Many successes in modern robotics can be fundamentally attributed to the standardized tool sets that exist for actuation and sensing with large-scale robots, with the design and control techniques surrounding electromechanical motors serving as a prime example. However, no such tool sets have become standard at the millimeter- and micrometer-scale, leaving actuation and sensing as nontrivial when developing small-scale robotic systems. In this thesis, I develop manufacturing and algorithmic tools for a versatile class of small-scale rotary actuator – rotary pouch motors. I present a design approach that allows for integration of both actuation and sensing into low-profile, laminate linkages of virtually arbitrary length and complexity and demonstrate this approach with the design of a three degree-of-freedom (DOF) spatial manipulator. I also propose a dynamic model of rotary pouch motors and integrate this model into estimation and control laws that are used for real-time joint angle control of a 1-DOF joint. The presented state-estimation algorithm exhibits a root-mean-square (RMS) error of approximately 0.87 degrees and the presented control law demonstrates RMS tracking error of approximately 6.70 degrees when tracking sinusoids up to 2 Hz.
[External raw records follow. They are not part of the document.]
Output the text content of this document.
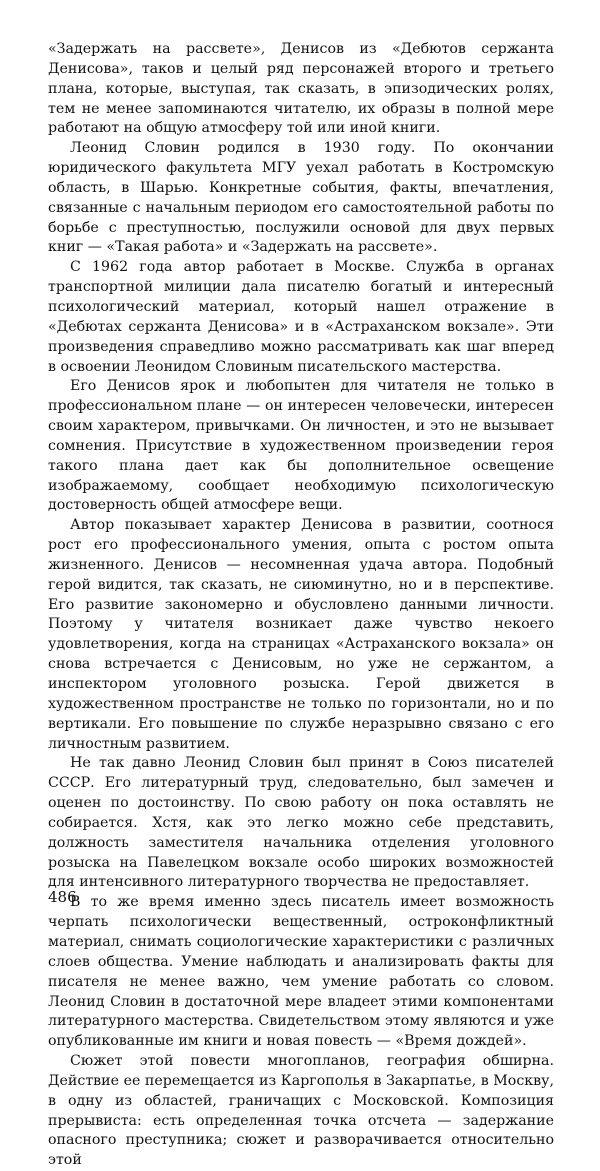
«Задержать на рассвете», Денисов из «Дебютов сержанта Денисова», таков и целый ряд персонажей второго и третьего плана, которые, выступая, так сказать, в эпизодических ролях, тем не менее запоминаются читателю, их образы в полной мере работают на общую атмосферу той или иной книги.

Леонид Словин родился в 1930 году. По окончании юридического факультета МГУ уехал работать в Костромскую область, в Шарью. Конкретные события, факты, впечатления, связанные с начальным периодом его самостоятельной работы по борьбе с преступностью, послужили основой для двух первых книг — «Такая работа» и «Задержать на рассвете».

С 1962 года автор работает в Москве. Служба в органах транспортной милиции дала писателю богатый и интересный психологический материал, который нашел отражение в «Дебютах сержанта Денисова» и в «Астраханском вокзале». Эти произведения справедливо можно рассматривать как шаг вперед в освоении Леонидом Словиным писательского мастерства.

Его Денисов ярок и любопытен для читателя не только в профессиональном плане — он интересен человечески, интересен своим характером, привычками. Он личностен, и это не вызывает сомнения. Присутствие в художественном произведении героя такого плана дает как бы дополнительное освещение изображаемому, сообщает необходимую психологическую достоверность общей атмосфере вещи.

Автор показывает характер Денисова в развитии, соотнося рост его профессионального умения, опыта с ростом опыта жизненного. Денисов — несомненная удача автора. Подобный герой видится, так сказать, не сиюминутно, но и в перспективе. Его развитие закономерно и обусловлено данными личности. Поэтому у читателя возникает даже чувство некоего удовлетворения, когда на страницах «Астраханского вокзала» он снова встречается с Денисовым, но уже не сержантом, а инспектором уголовного розыска. Герой движется в художественном пространстве не только по горизонтали, но и по вертикали. Его повышение по службе неразрывно связано с его личностным развитием.

Не так давно Леонид Словин был принят в Союз писателей СССР. Его литературный труд, следовательно, был замечен и оценен по достоинству. По свою работу он пока оставлять не собирается. Хстя, как это легко можно себе представить, должность заместителя начальника отделения уголовного розыска на Павелецком вокзале особо широких возможностей для интенсивного литературного творчества не предоставляет.

В то же время именно здесь писатель имеет возможность черпать психологически вещественный, остроконфликтный материал, снимать социологические характеристики с различных слоев общества. Умение наблюдать и анализировать факты для писателя не менее важно, чем умение работать со словом. Леонид Словин в достаточной мере владеет этими компонентами литературного мастерства. Свидетельством этому являются и уже опубликованные им книги и новая повесть — «Время дождей».

Сюжет этой повести многопланов, география обширна. Действие ее перемещается из Каргополья в Закарпатье, в Москву, в одну из областей, граничащих с Московской. Композиция прерывиста: есть определенная точка отсчета — задержание опасного преступника; сюжет и разворачивается относительно этой

486
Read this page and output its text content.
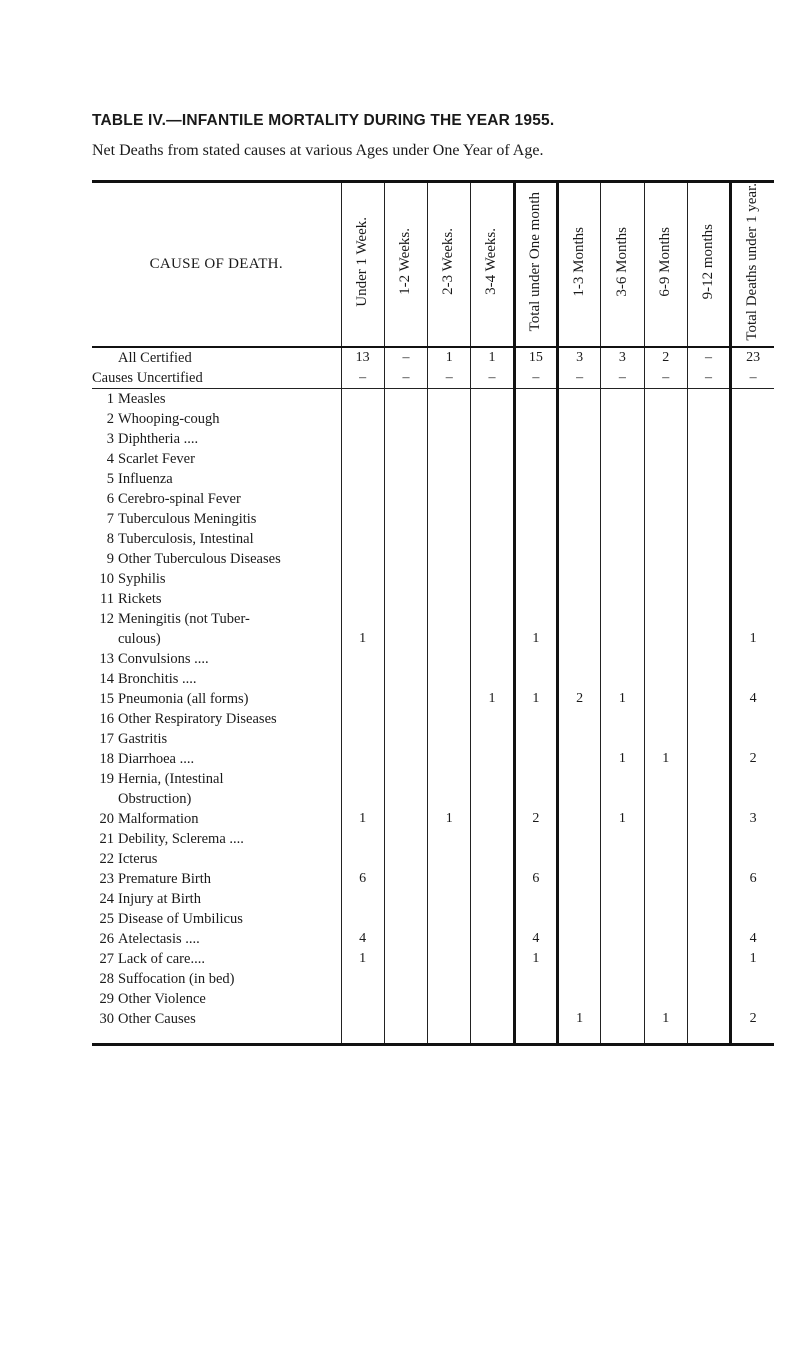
TABLE IV.—INFANTILE MORTALITY DURING THE YEAR 1955.
Net Deaths from stated causes at various Ages under One Year of Age.
CAUSE OF DEATH.	Under 1 Week.	1-2 Weeks.	2-3 Weeks.	3-4 Weeks.	Total under One month	1-3 Months	3-6 Months	6-9 Months	9-12 months	Total Deaths under 1 year.
All Certified	13	–	1	1	15	3	3	2	–	23
Causes Uncertified	–	–	–	–	–	–	–	–	–	–
1 Measles										
2 Whooping-cough										
3 Diphtheria ....										
4 Scarlet Fever										
5 Influenza										
6 Cerebro-spinal Fever										
7 Tuberculous Meningitis										
8 Tuberculosis, Intestinal										
9 Other Tuberculous Diseases										
10 Syphilis										
11 Rickets										
12 Meningitis (not Tuber-
culous)	1				1					1
13 Convulsions ....										
14 Bronchitis ....										
15 Pneumonia (all forms)				1	1	2	1			4
16 Other Respiratory Diseases										
17 Gastritis										
18 Diarrhoea ....							1	1		2
19 Hernia, (Intestinal
Obstruction)										
20 Malformation	1		1		2		1			3
21 Debility, Sclerema ....										
22 Icterus										
23 Premature Birth	6				6					6
24 Injury at Birth										
25 Disease of Umbilicus										
26 Atelectasis ....	4				4					4
27 Lack of care....	1				1					1
28 Suffocation (in bed)										
29 Other Violence										
30 Other Causes						1		1		2
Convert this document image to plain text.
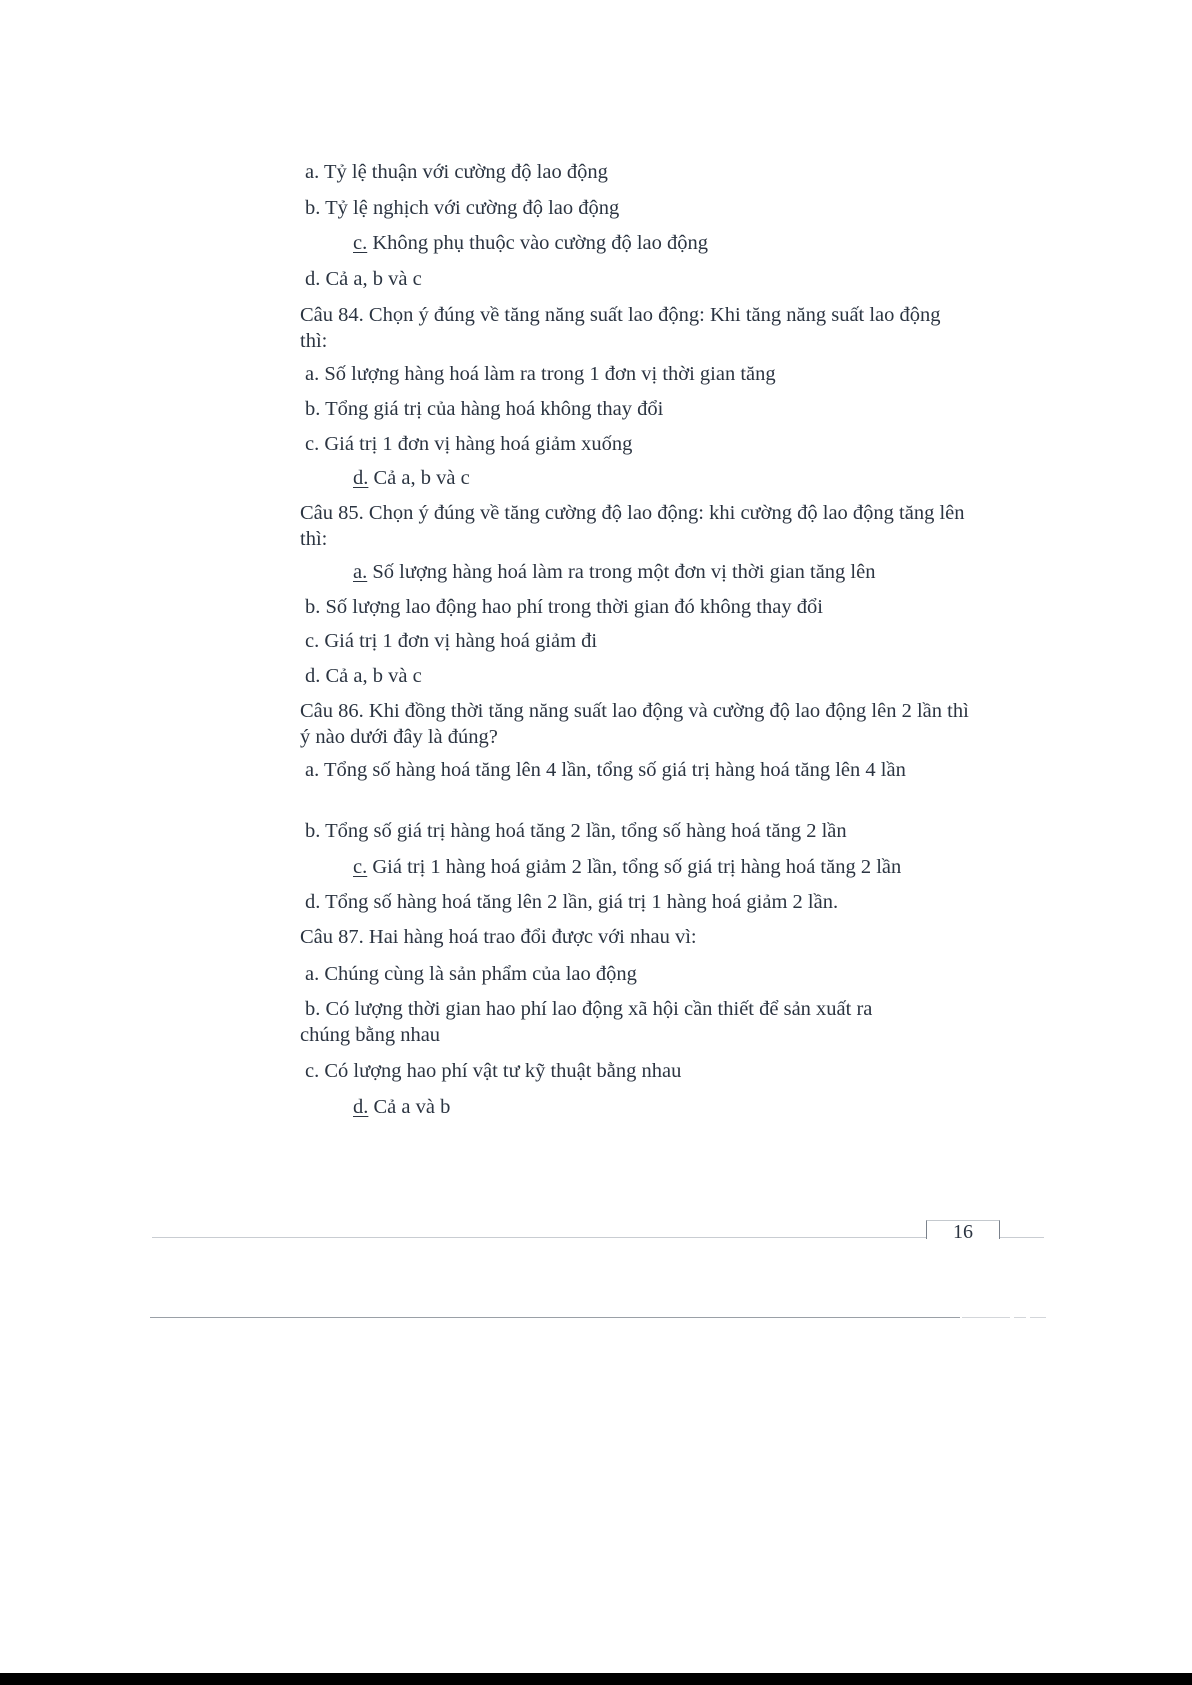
a. Tỷ lệ thuận với cường độ lao động

b. Tỷ lệ nghịch với cường độ lao động

c. Không phụ thuộc vào cường độ lao động

d. Cả a, b và c

Câu 84. Chọn ý đúng về tăng năng suất lao động: Khi tăng năng suất lao động thì:

a. Số lượng hàng hoá làm ra trong 1 đơn vị thời gian tăng

b. Tổng giá trị của hàng hoá không thay đổi

c. Giá trị 1 đơn vị hàng hoá giảm xuống

d. Cả a, b và c

Câu 85. Chọn ý đúng về tăng cường độ lao động: khi cường độ lao động tăng lên thì:

a. Số lượng hàng hoá làm ra trong một đơn vị thời gian tăng lên

b. Số lượng lao động hao phí trong thời gian đó không thay đổi

c. Giá trị 1 đơn vị hàng hoá giảm đi

d. Cả a, b và c

Câu 86. Khi đồng thời tăng năng suất lao động và cường độ lao động lên 2 lần thì ý nào dưới đây là đúng?

a. Tổng số hàng hoá tăng lên 4 lần, tổng số giá trị hàng hoá tăng lên 4 lần

b. Tổng số giá trị hàng hoá tăng 2 lần, tổng số hàng hoá tăng 2 lần

c. Giá trị 1 hàng hoá giảm 2 lần, tổng số giá trị hàng hoá tăng 2 lần

d. Tổng số hàng hoá tăng lên 2 lần, giá trị 1 hàng hoá giảm 2 lần.

Câu 87. Hai hàng hoá trao đổi được với nhau vì:

a. Chúng cùng là sản phẩm của lao động

b. Có lượng thời gian hao phí lao động xã hội cần thiết để sản xuất ra chúng bằng nhau

c. Có lượng hao phí vật tư kỹ thuật bằng nhau

d. Cả a và b

16
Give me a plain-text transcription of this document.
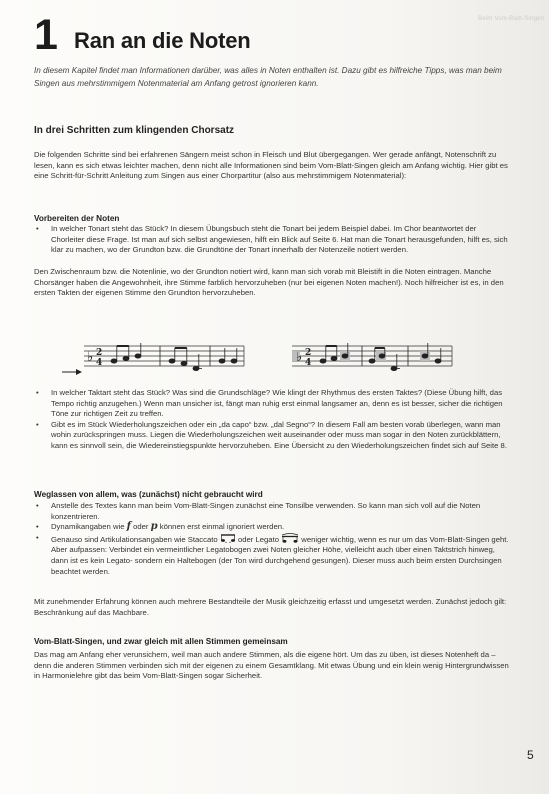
Beim Vom-Blatt-Singen
1 Ran an die Noten

In diesem Kapitel findet man Informationen darüber, was alles in Noten enthalten ist. Dazu gibt es hilfreiche Tipps, was man beim Singen aus mehrstimmigem Notenmaterial am Anfang getrost ignorieren kann.

In drei Schritten zum klingenden Chorsatz

Die folgenden Schritte sind bei erfahrenen Sängern meist schon in Fleisch und Blut übergegangen. Wer gerade anfängt, Notenschrift zu lesen, kann es sich etwas leichter machen, denn nicht alle Informationen sind beim Vom-Blatt-Singen gleich am Anfang wichtig. Hier gibt es eine Schritt-für-Schritt Anleitung zum Singen aus einer Chorpartitur (also aus mehrstimmigem Notenmaterial):

Vorbereiten der Noten
• In welcher Tonart steht das Stück? In diesem Übungsbuch steht die Tonart bei jedem Beispiel dabei. Im Chor beantwortet der Chorleiter diese Frage. Ist man auf sich selbst angewiesen, hilft ein Blick auf Seite 6. Hat man die Tonart herausgefunden, hilft es, sich klar zu machen, wo der Grundton bzw. die Grundtöne der Tonart innerhalb der Notenzeile notiert werden.

Den Zwischenraum bzw. die Notenlinie, wo der Grundton notiert wird, kann man sich vorab mit Bleistift in die Noten eintragen. Manche Chorsänger haben die Angewohnheit, ihre Stimme farblich hervorzuheben (nur bei eigenen Noten machen!). Noch hilfreicher ist es, in den ersten Takten der eigenen Stimme den Grundton hervorzuheben.

♭ 2
4	♭ 2
4
• In welcher Taktart steht das Stück? Was sind die Grundschläge? Wie klingt der Rhythmus des ersten Taktes? (Diese Übung hilft, das Tempo richtig anzugehen.) Wenn man unsicher ist, fängt man ruhig erst einmal langsamer an, denn es ist besser, sicher die richtigen Töne zur richtigen Zeit zu treffen.
• Gibt es im Stück Wiederholungszeichen oder ein „da capo“ bzw. „dal Segno“? In diesem Fall am besten vorab überlegen, wann man wohin zurückspringen muss. Liegen die Wiederholungszeichen weit auseinander oder muss man sogar in den Noten zurückblättern, kann es sinnvoll sein, die Wiedereinstiegspunkte hervorzuheben. Eine Übersicht zu den Wiederholungszeichen findet sich auf Seite 8.
Weglassen von allem, was (zunächst) nicht gebraucht wird
• Anstelle des Textes kann man beim Vom-Blatt-Singen zunächst eine Tonsilbe verwenden. So kann man sich voll auf die Noten konzentrieren.
• Dynamikangaben wie f oder p können erst einmal ignoriert werden.
• Genauso sind Artikulationsangaben wie Staccato	oder Legato	weniger wichtig, wenn es nur um das Vom-Blatt-Singen geht. Aber aufpassen: Verbindet ein vermeintlicher Legatobogen zwei Noten gleicher Höhe, vielleicht auch über einen Taktstrich hinweg, dann ist es kein Legato- sondern ein Haltebogen (der Ton wird durchgehend gesungen). Dieser muss auch beim ersten Durchsingen beachtet werden.

Mit zunehmender Erfahrung können auch mehrere Bestandteile der Musik gleichzeitig erfasst und umgesetzt werden. Zunächst jedoch gilt: Beschränkung auf das Machbare.

Vom-Blatt-Singen, und zwar gleich mit allen Stimmen gemeinsam

Das mag am Anfang eher verunsichern, weil man auch andere Stimmen, als die eigene hört. Um das zu üben, ist dieses Notenheft da – denn die anderen Stimmen verbinden sich mit der eigenen zu einem Gesamtklang. Mit etwas Übung und ein klein wenig Hintergrundwissen in Harmonielehre gibt das beim Vom-Blatt-Singen sogar Sicherheit.

5
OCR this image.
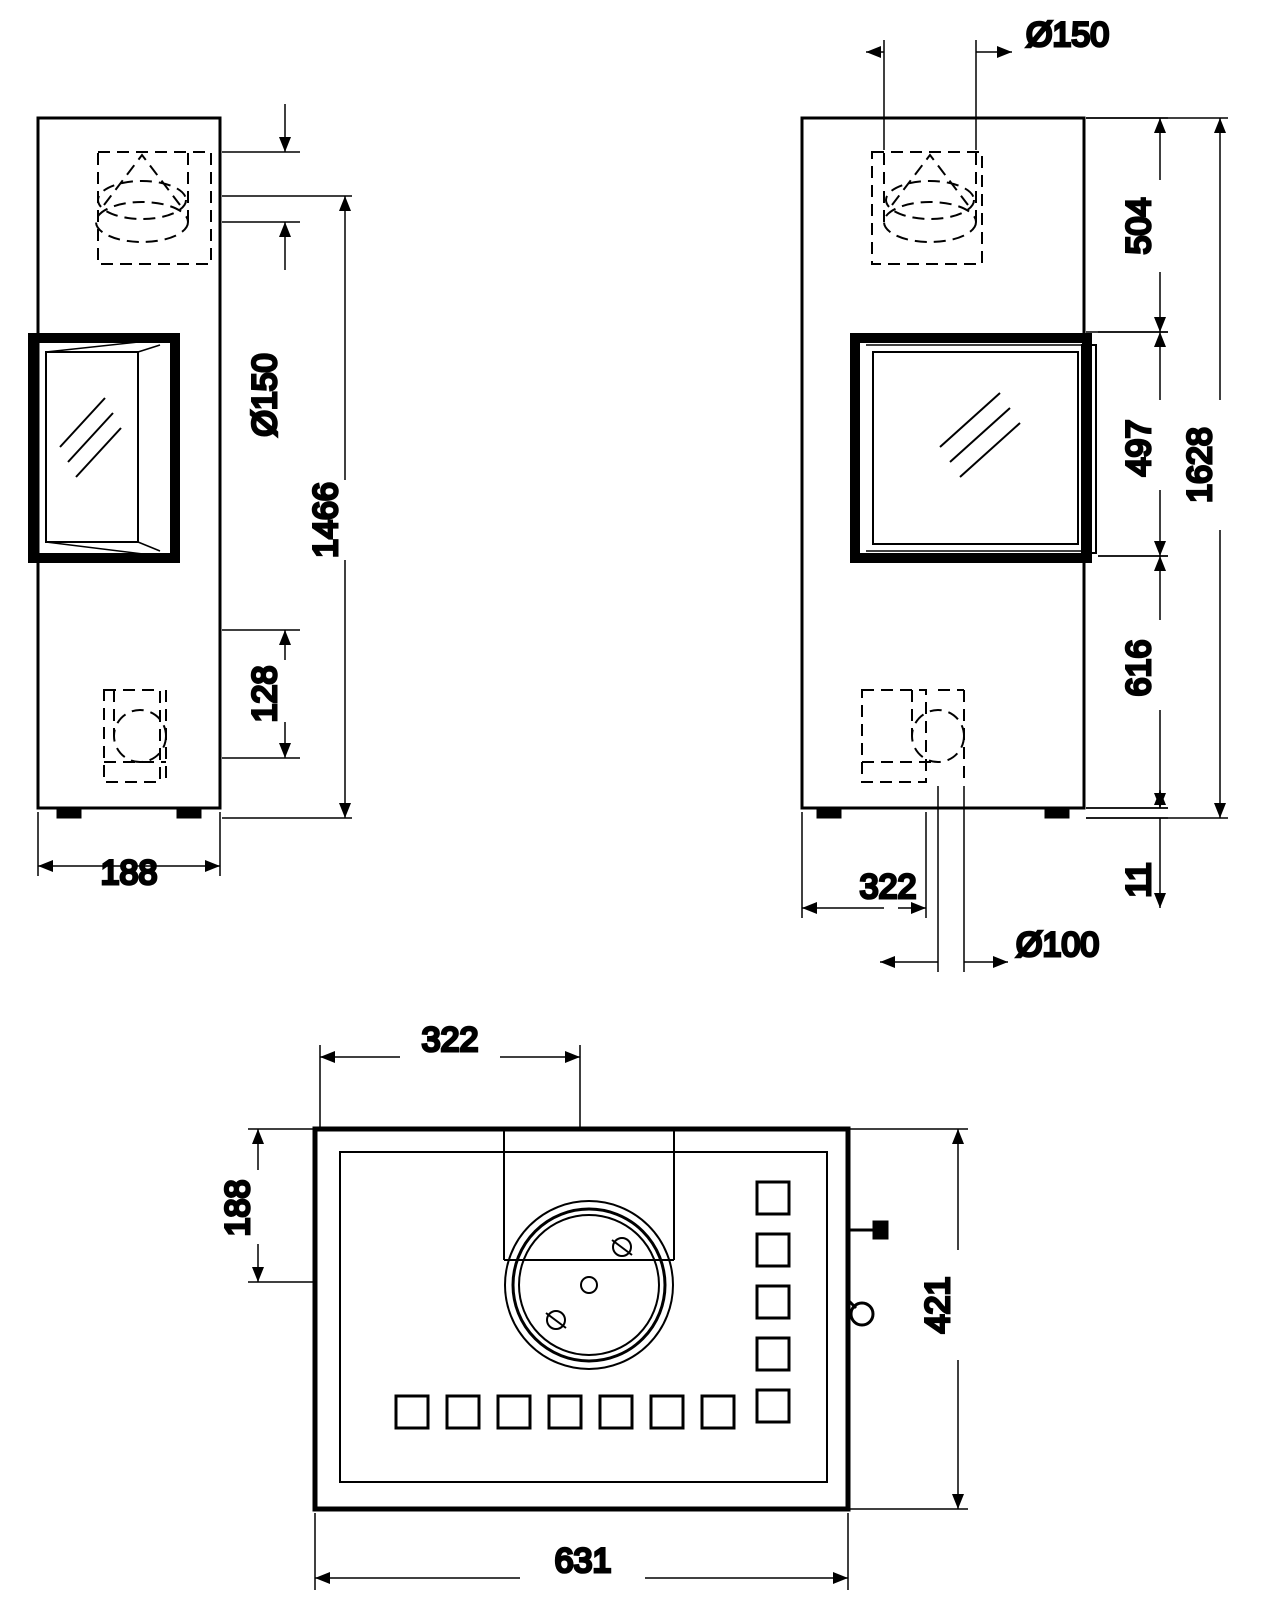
Ø150
1466
128
188
Ø150
504
497
616
1628
11
322
Ø100
322
188
421
631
Finally, I present a hierarchical scheme for simultaneous joint angle and stiffness control and demonstrate its efficacy in tracking sinusoidal trajectories while maintaining a constant stiffness. By developing these manufacturing, modelling, and control tools for rotary pouch motors, they become more broadly applicable to use in myriad small-scale robotic systems, including insect-scale legged robots and millimeter-scale manipulators.